А в то время приехал к Чертковым скрипач Эрденко с женой. Разумеется, Чертков внушил Льву Никол., что неловко уезжать, и, конечно, не высказал, но подвел так, что скрипач, конечно, важней больной жены, и задержал Л. H. A он и рад хоть лишнее утро пробыть еще с своим обожаемым красивым идолом.
Вечером 23-го Лев Ник. – с своим хвостом – вернулся недовольный и неласковый. Насколько я считаю Черткова нашим разлучником, настолько Лев Ник. и Чертков считают разлучницей меня.

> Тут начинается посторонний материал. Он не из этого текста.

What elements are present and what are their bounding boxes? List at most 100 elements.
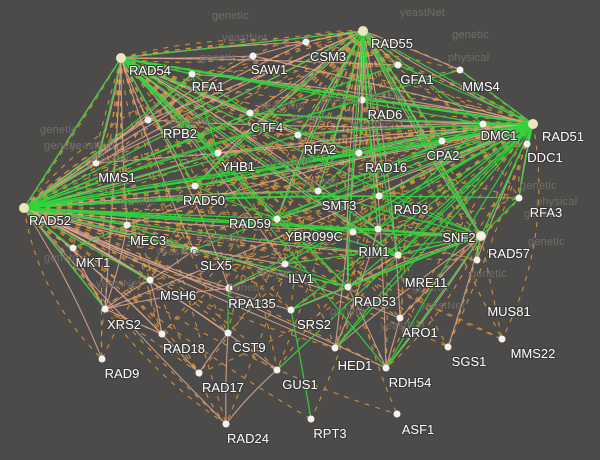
edge: [120, 57, 360, 154]
graph-node-gus1[interactable]: [273, 366, 281, 374]
edge: [23, 207, 449, 348]
graph-node-rad50[interactable]: [191, 182, 199, 190]
edge: [23, 207, 349, 288]
graph-node-rad6[interactable]: [358, 96, 366, 104]
graph-node-rad52[interactable]: [19, 203, 29, 213]
graph-node-rpt3[interactable]: [307, 415, 315, 423]
graph-node-ddc1[interactable]: [523, 140, 531, 148]
graph-node-rad18[interactable]: [158, 330, 166, 338]
graph-node-mre11[interactable]: [394, 251, 402, 259]
graph-node-mms1[interactable]: [92, 159, 100, 167]
edge: [358, 30, 364, 154]
edge: [347, 123, 534, 288]
graph-node-mkt1[interactable]: [69, 244, 77, 252]
graph-node-mms22[interactable]: [498, 335, 506, 343]
graph-node-mec3[interactable]: [123, 221, 131, 229]
graph-node-rad24[interactable]: [222, 420, 230, 428]
edge: [290, 235, 482, 311]
graph-node-slx5[interactable]: [190, 246, 198, 254]
edge: [225, 30, 364, 425]
edge: [100, 308, 106, 360]
graph-node-rad53[interactable]: [344, 283, 352, 291]
edge: [334, 123, 534, 349]
graph-node-ctf4[interactable]: [246, 109, 254, 117]
edge: [120, 57, 379, 230]
graph-node-rad51[interactable]: [528, 119, 538, 129]
graph-node-rdh54[interactable]: [382, 364, 390, 372]
edge: [23, 207, 482, 237]
graph-node-rad9[interactable]: [98, 355, 106, 363]
edge: [290, 30, 364, 311]
edge: [149, 249, 195, 281]
edge: [191, 73, 219, 154]
graph-node-rim1[interactable]: [374, 225, 382, 233]
graph-node-rfa1[interactable]: [188, 70, 196, 78]
edge: [23, 195, 520, 209]
graph-node-ybr099c[interactable]: [349, 228, 357, 236]
edge: [362, 30, 379, 230]
edge: [120, 57, 195, 251]
edge: [23, 207, 229, 334]
edge: [23, 207, 128, 226]
graph-node-cst9[interactable]: [224, 329, 232, 337]
graph-node-rad54[interactable]: [116, 53, 126, 63]
graph-node-xrs2[interactable]: [101, 305, 109, 313]
edge: [334, 30, 364, 349]
edge: [249, 30, 364, 114]
edge: [147, 119, 534, 136]
edge: [23, 112, 251, 209]
graph-node-gfa1[interactable]: [394, 61, 402, 69]
graph-node-ilv1[interactable]: [281, 260, 289, 268]
edge: [23, 190, 319, 209]
graph-node-smt3[interactable]: [314, 187, 322, 195]
edge: [120, 57, 230, 289]
edge: [23, 64, 399, 209]
graph-node-aro1[interactable]: [396, 314, 404, 322]
edge: [480, 123, 534, 237]
edge: [120, 57, 482, 237]
edge: [317, 190, 379, 230]
graph-node-saw1[interactable]: [249, 52, 257, 60]
edge: [284, 30, 364, 265]
edge: [385, 235, 482, 369]
graph-node-rad59[interactable]: [273, 215, 281, 223]
graph-node-rad57[interactable]: [477, 232, 485, 240]
edge: [225, 332, 229, 425]
edge: [193, 123, 534, 251]
edge: [120, 39, 307, 59]
graph-node-rfa3[interactable]: [515, 194, 523, 202]
edge: [290, 123, 534, 311]
graph-node-csm3[interactable]: [302, 38, 310, 46]
edge: [447, 123, 534, 348]
edge: [399, 235, 482, 319]
edge: [191, 30, 364, 75]
graph-node-msh6[interactable]: [146, 276, 154, 284]
edge: [23, 152, 360, 209]
edge: [276, 218, 349, 288]
edge: [23, 134, 299, 209]
edge: [385, 317, 401, 369]
graph-node-asf1[interactable]: [393, 410, 401, 418]
edge: [362, 30, 399, 256]
graph-node-hed1[interactable]: [331, 344, 339, 352]
graph-node-rpb2[interactable]: [144, 116, 152, 124]
edge: [362, 30, 534, 125]
graph-node-mms4[interactable]: [456, 66, 464, 74]
graph-node-rad17[interactable]: [195, 369, 203, 377]
graph-node-sgs1[interactable]: [444, 343, 452, 351]
graph-node-rad55[interactable]: [358, 26, 368, 36]
graph-node-rad16[interactable]: [355, 149, 363, 157]
graph-node-rpa135[interactable]: [225, 284, 233, 292]
graph-node-srs2[interactable]: [287, 306, 295, 314]
edge: [104, 308, 227, 425]
edge: [252, 55, 534, 125]
graph-node-dmc1[interactable]: [479, 120, 487, 128]
graph-node-rfa2[interactable]: [294, 131, 302, 139]
edge: [194, 185, 278, 220]
edge: [120, 30, 364, 59]
graph-node-cpa2[interactable]: [438, 137, 446, 145]
graph-node-mus81[interactable]: [473, 256, 481, 264]
graph-node-yhb1[interactable]: [214, 149, 222, 157]
graph-node-rad3[interactable]: [375, 192, 383, 200]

Произошло тяжелое объяснение, я высказала все, что у меня было на душе. Сгорбленный, жалкий сидел Лев Ник. на табуретке и почти все время молчал. И что мог бы он мне сказать? Минутами мне было ужасно жаль его. Если я не отравилась эти дни, то только потому, что я трусиха. Причин много, и надеюсь, что Господь меня приберет и без греховного самоубийства.
Во время нашего тяжелого объяснения вдруг из Льва Ник. выскочил зверь: злоба засверкала в глазах, он начал говорить что-то резкое, я ненавидела его в эту минуту и сказала ему: «А! вот когда ты настоящий!» – и он сразу притих.

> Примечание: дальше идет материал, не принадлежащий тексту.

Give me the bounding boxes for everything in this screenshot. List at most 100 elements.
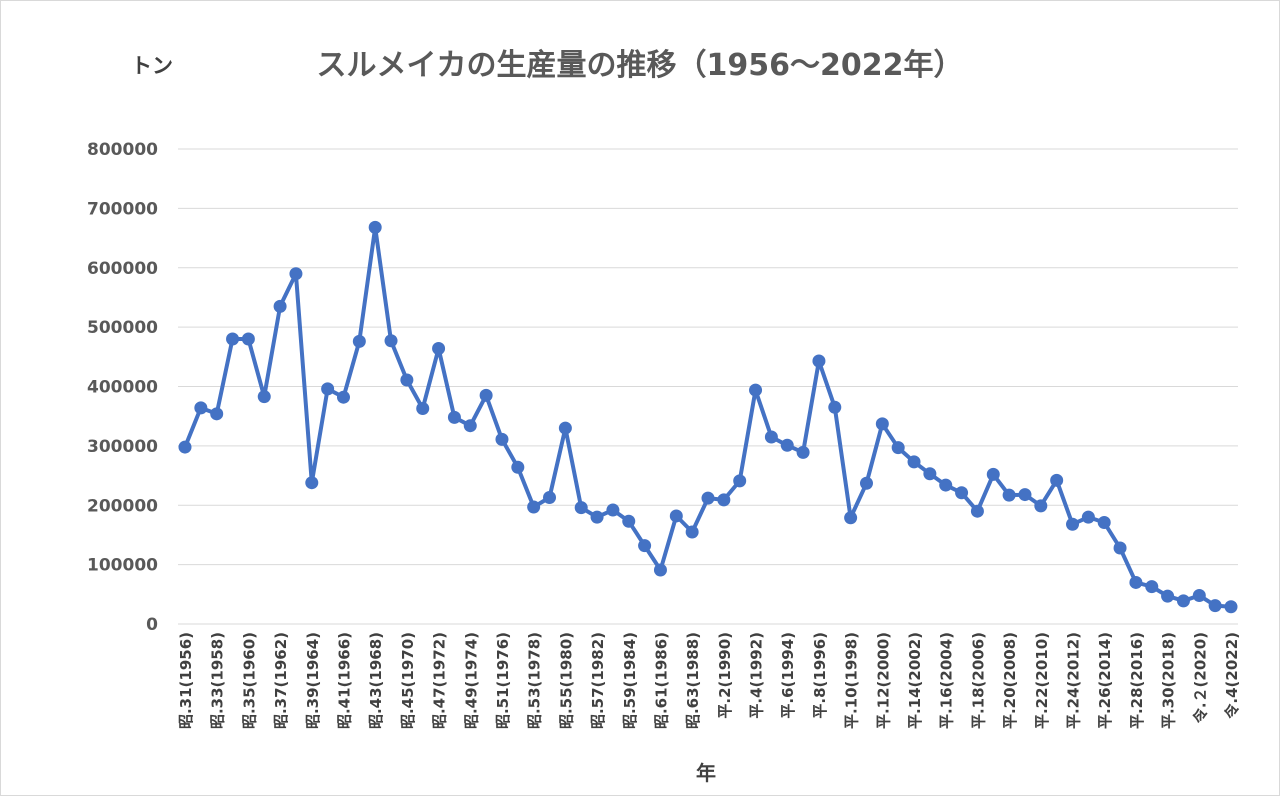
gridlines (178, 148, 1238, 625)
data-point-1973 (447, 410, 461, 424)
data-point-1991 (733, 474, 747, 488)
data-point-1962 (273, 299, 287, 313)
x-tick-label: 昭.47(1972) (431, 632, 449, 729)
data-point-1957 (194, 401, 208, 415)
x-axis-label: 年 (696, 761, 716, 785)
data-point-1993 (764, 430, 778, 444)
x-tick-label: 昭.43(1968) (367, 632, 385, 729)
x-tick-label: 昭.49(1974) (462, 632, 480, 729)
data-point-1961 (257, 390, 271, 404)
y-axis-unit-label: トン (131, 54, 173, 78)
data-point-2010 (1034, 499, 1048, 513)
data-point-1988 (685, 525, 699, 539)
data-point-2005 (955, 486, 969, 500)
data-point-1990 (717, 493, 731, 507)
x-tick-label: 昭.35(1960) (240, 632, 258, 729)
x-tick-label: 昭.39(1964) (304, 632, 322, 729)
data-point-2021 (1208, 599, 1222, 613)
data-point-1994 (780, 438, 794, 452)
data-point-2015 (1113, 541, 1127, 555)
x-tick-label: 昭.61(1986) (652, 632, 670, 729)
x-tick-labels: 昭.31(1956) 昭.33(1958) 昭.35(1960) 昭.37(1962)… (177, 632, 1241, 729)
data-point-2009 (1018, 488, 1032, 502)
data-point-1976 (495, 432, 509, 446)
x-tick-label: 平.30(2018) (1160, 632, 1178, 729)
y-tick-label: 700000 (87, 199, 158, 219)
x-tick-label: 昭.51(1976) (494, 632, 512, 729)
data-point-2019 (1176, 594, 1190, 608)
data-point-1956 (178, 440, 192, 454)
data-point-1999 (859, 476, 873, 490)
x-tick-label: 平.28(2016) (1128, 632, 1146, 729)
data-point-1979 (543, 491, 557, 505)
data-point-2014 (1097, 515, 1111, 529)
x-tick-label: 昭.37(1962) (272, 632, 290, 729)
data-point-2016 (1129, 575, 1143, 589)
y-tick-label: 300000 (87, 437, 158, 457)
y-tick-label: 0 (146, 615, 158, 635)
x-tick-label: 平.26(2014) (1096, 632, 1114, 729)
data-point-2008 (1002, 488, 1016, 502)
data-point-1989 (701, 491, 715, 505)
data-point-1985 (638, 539, 652, 553)
data-point-1983 (606, 503, 620, 517)
y-tick-label: 400000 (87, 378, 158, 398)
x-tick-label: 昭.31(1956) (177, 632, 195, 729)
y-tick-label: 100000 (87, 556, 158, 576)
x-tick-label: 平.24(2012) (1065, 632, 1083, 729)
data-point-1978 (527, 500, 541, 514)
data-point-1997 (828, 400, 842, 414)
data-point-1996 (812, 354, 826, 368)
data-point-1967 (352, 334, 366, 348)
data-point-2012 (1066, 517, 1080, 531)
data-point-2006 (970, 504, 984, 518)
x-tick-label: 平.14(2002) (906, 632, 924, 729)
data-point-1964 (305, 476, 319, 490)
x-tick-label: 平.2(1990) (716, 632, 734, 719)
y-tick-label: 600000 (87, 259, 158, 279)
data-point-2018 (1161, 589, 1175, 603)
x-tick-label: 昭.33(1958) (209, 632, 227, 729)
x-tick-label: 令.4(2022) (1223, 632, 1241, 719)
data-point-1986 (653, 563, 667, 577)
data-point-2022 (1224, 600, 1238, 614)
x-tick-label: 平.22(2010) (1033, 632, 1051, 729)
data-point-2011 (1050, 473, 1064, 487)
x-tick-label: 平.4(1992) (748, 632, 766, 719)
data-point-1995 (796, 445, 810, 459)
data-point-1966 (336, 390, 350, 404)
data-point-1965 (321, 382, 335, 396)
data-point-2020 (1192, 589, 1206, 602)
x-tick-label: 平.10(1998) (843, 632, 861, 729)
y-tick-labels: 0 100000 200000 300000 400000 500000 600000 700… (87, 140, 158, 635)
x-tick-label: 平.6(1994) (779, 632, 797, 719)
data-point-1974 (463, 419, 477, 433)
data-point-2004 (939, 478, 953, 492)
data-point-1958 (210, 407, 224, 421)
x-tick-label: 昭.53(1978) (526, 632, 544, 729)
data-point-2000 (875, 417, 889, 431)
x-tick-label: 昭.63(1988) (684, 632, 702, 729)
data-point-1963 (289, 267, 303, 281)
data-point-1998 (844, 511, 858, 525)
chart-title: スルメイカの生産量の推移（1956～2022年） (316, 48, 964, 83)
x-tick-label: 平.16(2004) (938, 632, 956, 729)
data-point-1987 (669, 509, 683, 523)
data-point-1975 (479, 388, 493, 402)
y-tick-label: 200000 (87, 496, 158, 516)
x-tick-label: 昭.55(1980) (557, 632, 575, 729)
x-tick-label: 平.20(2008) (1001, 632, 1019, 729)
data-point-2013 (1081, 510, 1095, 524)
data-point-1982 (590, 510, 604, 524)
data-point-1968 (368, 220, 382, 234)
data-point-1980 (558, 421, 572, 435)
data-point-1970 (400, 373, 414, 387)
data-point-1960 (241, 332, 255, 346)
x-tick-label: 平.8(1996) (811, 632, 829, 719)
y-tick-label: 800000 (87, 140, 158, 160)
data-point-2017 (1145, 580, 1159, 594)
x-tick-label: 平.18(2006) (969, 632, 987, 729)
data-point-1977 (511, 460, 525, 474)
data-point-2002 (907, 455, 921, 469)
data-point-1969 (384, 334, 398, 348)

На другое утро моя неугасаемая любовь взяла верх. Он пришел, и я бросилась ему на шею, просила простить меня, пожалеть, приласкать. Он меня обнял, заплакал, и мы решили, что теперь все будет по-новому, что мы будем помнить и беречь друг друга! Надолго ли?
Но я не могла уже оторваться от него; мне хотелось сблизиться, срастись с ним; я стала его просить поехать со мной в Овсянниково, чтобы побыть с ним. Мы поехали. Ему, видимо, не хотелось ехать со мной, но он сделал усилие, а дорогой все пытался уйти от меня пешком. Тогда я опять начинала плакать, так как мое одинокое катанье в пролетке теряло уже для меня всякий смысл.
Доехали вместе, я успокоилась, блеснул маленький луч радости быть вместе.
Сегодня я прочла данный мне Льв. Ник. его дневник – и опять меня обдало холодом и расстроило известие, что Лев Ник. все дневники свои от 1900 года отдал Черткову, якобы делать выписки, а у Черткова работает сын хитрого Сергеенко и, по всей вероятности, переписывает все целиком для будущих целей и выгод, а в дневниках Льва Ник., везде с умыслом, он выставляет меня, как и теперь, – мучительницей, с которой надо как-то бороться и самому держаться, а себя великодушным, великим, любящим, религиозным…
А мне надо подняться духом, понять, что перед смертью и вечностью так не важны интриги Черткова и мелкая работа Л. Н. унизить и убить меня.
Да, если есть Бог, Ты видишь, Господи, мою ненавидящую ложь душу и мою не умственную, а сердечную любовь к добру и многим людям!
Вечер. Опять было объяснение, и опять мучительные страдания. Нет, так невозможно, надо покончить с собой. Я спросила: «С чем во мне Лев Ник. хочет бороться?» Он говорит: «С тем, что у нас во всем с тобой разногласие: и в земельном, и в религиозном вопросе». Я говорю: «Земли не мои, и я считаю их семейными, родовыми». – «Ты можешь свою землю отдать». Я спрашиваю: «А почему тебя не раздражает земельная собственность и миллионное состояние Черткова?» – «Ах! ах, я буду молчать, оставь меня…» Сначала крик, потом злобное молчание.
Сначала на вопрос мой, где дневники с 1900 года, Лев Ник. мне быстро ответил, что у него. Но когда я их просила показать, он замялся и сознался, что они у Черткова. Тогда я спросила опять: «Так где же дневники твои, у Черткова? Ведь может быть обыск и все пропадет? А мне они нужны как материал для моих „Записок“». – «Нет, он принял свои меры, – отвечал Л. Н., – они в каком-то банке». – «Где? в каком?» – «Зачем тебе это надо знать?» – «Как, ведь я самый тебе близкий человек, жена твоя». – «Самый близкий мне человек – Чертков, и я не знаю, где дневники. Не все ли равно?»